Tra una pennellata e l'altra, l'imbianchino appassionato di ornitologia mi disse che da queste parti le cornacchie stanno distruggendo le altre specie di uccelli, perché spadroneggiano e si mangiano le uova dai nidi altrui. A quanto vedo girando per il parco Nord, direi che potrebbe aver ragione: sono davvero tante, numerose e grosse, mentre altri uccellini non si vedono che raramente.
Più che un piumaggio pare una livrea la loro, severa fino quasi alla minaccia. Finora però al mio passaggio s'allontanano e non cercano di mangiarmi le scarpe, sebbene a parer mio percepiscano in qualche modo i miei pregiudizi nei loro confronti.

21 ottobre 2014

Un sentire elevato a potenza

Ci sono momenti in cui ti godi tutto quanto, momenti in cui la densità del vivere pesa d'una pienezza profumata di colori e musica, momenti in cui la gioia si fa euforica fino a traboccare da un sorriso che prende tutta la faccia e ti espande il torace.

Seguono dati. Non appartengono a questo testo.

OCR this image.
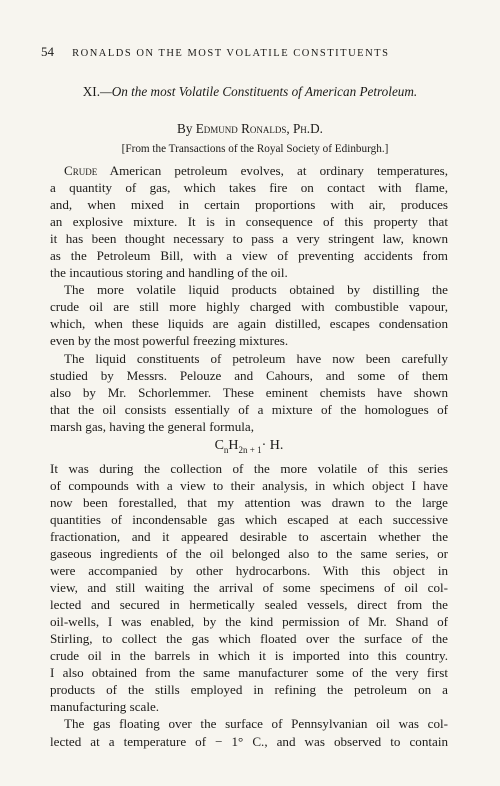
54 RONALDS ON THE MOST VOLATILE CONSTITUENTS
XI.—On the most Volatile Constituents of American Petroleum.
By Edmund Ronalds, Ph.D.
[From the Transactions of the Royal Society of Edinburgh.]
Crude American petroleum evolves, at ordinary temperatures,
a quantity of gas, which takes fire on contact with flame,
and, when mixed in certain proportions with air, produces
an explosive mixture. It is in consequence of this property that
it has been thought necessary to pass a very stringent law, known
as the Petroleum Bill, with a view of preventing accidents from
the incautious storing and handling of the oil.
The more volatile liquid products obtained by distilling the
crude oil are still more highly charged with combustible vapour,
which, when these liquids are again distilled, escapes condensation
even by the most powerful freezing mixtures.
The liquid constituents of petroleum have now been carefully
studied by Messrs. Pelouze and Cahours, and some of them
also by Mr. Schorlemmer. These eminent chemists have shown
that the oil consists essentially of a mixture of the homologues of
marsh gas, having the general formula,
$C_nH_{2n + 1}\cdot H$.
It was during the collection of the more volatile of this series
of compounds with a view to their analysis, in which object I have
now been forestalled, that my attention was drawn to the large
quantities of incondensable gas which escaped at each successive
fractionation, and it appeared desirable to ascertain whether the
gaseous ingredients of the oil belonged also to the same series, or
were accompanied by other hydrocarbons. With this object in
view, and still waiting the arrival of some specimens of oil col-
lected and secured in hermetically sealed vessels, direct from the
oil-wells, I was enabled, by the kind permission of Mr. Shand of
Stirling, to collect the gas which floated over the surface of the
crude oil in the barrels in which it is imported into this country.
I also obtained from the same manufacturer some of the very first
products of the stills employed in refining the petroleum on a
manufacturing scale.
The gas floating over the surface of Pennsylvanian oil was col-
lected at a temperature of − 1° C., and was observed to contain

Ci pensavo l'altro giorno in auto, a uno di quei momenti. Anzi: ci pensavo ancor prima di salirci, mentre ipotizzavo di metter su il CD di Paolo Conte, ovvero una raccolta contenente Bartali. Più che pensarci, in verità, m'era esplosa tra le note giocosa l'associazione d'idee capace di riportarmi di botto al giorno del mio cinquantunesimo compleanno, quando, a conclusione della splendida gita montana, riscendevo in auto, a equipaggio completo, i venti e passa tornanti del Pordoi, con l'accompagnamento del garbato e sguaiato artista astigiano.

Quella volta, il godimento si moltiplicò grazie alla compagnia, non solo perché in generale la condivisione raddoppia il piacere (vedi l'intestazione qui sopra), ma perché, in effetti, quando capita di goderti qualcosa al cospetto di qualcuno che ti conosce veramente, quando sai che la tua euforia verrà compresa appieno, è come se il sentire si elevasse a potenza, rimbalzando e balzando contento di essere riconosciuto.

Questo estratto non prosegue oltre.